In both structures, the criteria were estimated separately for each level within a dimension, hence decisional separability was not enforced (unlike DeCarlo, 2003). Criteria, d′s and correlations were estimated separately to avoid under-identification of the models.
There were three key findings: (1) The Feature Identity Task leads to frequent violations of decisional separability in upright and inverted conditions, with violations of decisional separability in the other tasks largely restricted to inverted conditions (see Figure 4); (2) violations of perceptual separability are most commonly found in the upright condition of the Feature Orientation Task; and (3) violations of perceptual independence are reliably present in all tasks and conditions, although somewhat less common in the Feature Identity Task.
Results summary
The analysis of group means demonstrated that sensitivity was influenced by the status of the other feature (Feature Size and Feature Orientation Tasks), orientation (Feature Identity and Feature Orientation Tasks) and feature (Feature Size and Feature Orientation Tasks). Crucially, the interaction between orientation and status of the other feature was significant in Feature Orientation Task only. In this case, “normal” orientation in one feature enhanced sensitivity to the other feature when faces were upright but not when inverted. The simplest account of this effect is that “normal” orientation allows processing resources to be allocated to regions of potential “inversion”. Seemingly, this allocation of resources can only be realized in upright faces.
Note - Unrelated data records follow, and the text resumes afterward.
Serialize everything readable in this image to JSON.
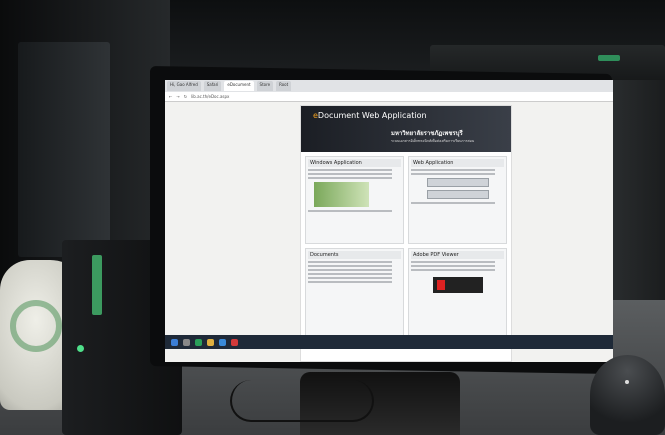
{
  "browser": {
    "tabs": [
      {
        "label": "Hi, Gao Alfred"
      },
      {
        "label": "Safari"
      },
      {
        "label": "eDocument"
      },
      {
        "label": "Store"
      },
      {
        "label": "Root"
      }
    ],
    "url": "lib.ac.th/eDoc.aspx"
  },
  "page": {
    "banner_logo": "eDocument",
    "banner_title_accent": "e",
    "banner_title_rest": "Document Web Application",
    "banner_thai": "มหาวิทยาลัยราชภัฏเพชรบุรี",
    "banner_thai_sub": "ระบบเอกสารอิเล็กทรอนิกส์เพื่อส่งเสริมการเรียนการสอน",
    "sections": [
      {
        "heading": "Windows Application"
      },
      {
        "heading": "Web Application"
      },
      {
        "heading": "Documents"
      },
      {
        "heading": "Adobe PDF Viewer"
      }
    ]
  },
  "colors": {
    "banner_bg": "#1b1e24",
    "accent": "#f0a020",
    "taskbar": "#1f2a38",
    "ups_stripe": "#3c9a5f"
  },
  "icons": [
    "windows-start-icon",
    "search-icon",
    "browser-icon",
    "folder-icon",
    "mail-icon",
    "pdf-icon"
  ]
}
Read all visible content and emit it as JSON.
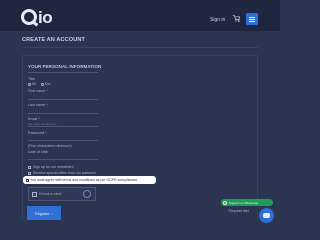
{
  "header": {
    "logo_text": "io",
    "signin_label": "Sign in",
    "cart_count": "0",
    "icons": {
      "cart": "cart-icon",
      "menu": "hamburger-menu-icon"
    }
  },
  "page": {
    "heading": "CREATE AN ACCOUNT",
    "section_title": "YOUR PERSONAL INFORMATION"
  },
  "form": {
    "title_label": "Title",
    "title_options": [
      "Mr.",
      "Mrs."
    ],
    "first_name_label": "First name *",
    "last_name_label": "Last name *",
    "email_label": "Email *",
    "email_placeholder": "name@example.com",
    "password_label": "Password *",
    "password_hint": "(Five characters minimum)",
    "dob_label": "Date of birth",
    "newsletter_label": "Sign up for our newsletter!",
    "offers_label": "Receive special offers from our partners!",
    "gdpr_label": "You must agree with terms and conditions as per GDPR compliances.",
    "captcha_label": "I'm not a robot",
    "register_label": "Register"
  },
  "widgets": {
    "whatsapp_label": "Support on WhatsApp",
    "required_note": "*Required field",
    "chat_icon": "chat-bubble-icon"
  },
  "colors": {
    "background": "#2b3450",
    "topbar": "#1f2740",
    "accent": "#2f6fd6",
    "whatsapp": "#1f9c57"
  }
}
With respect to bias, this was influenced by a common series of main effects and interactions in the Feature Identity and Feature Orientation Tasks. These data suggest a generalized effect of orientation, feature type, and status of the other feature on decision-making in response to faces in these tasks.
The analyses motivated by GRT provide further, and different, insights from those available from group means. The marginal and probit analyses converge to suggest: (1) violations of perceptual separability to upright but not inverted faces in the Feature Orientation Task; (2) frequent violations of decisional separability in upright and inverted conditions of the Feature Identity Task; (3) some violations of decisional separability in the inverted conditions of Feature Size and Orientation Tasks found across analyses.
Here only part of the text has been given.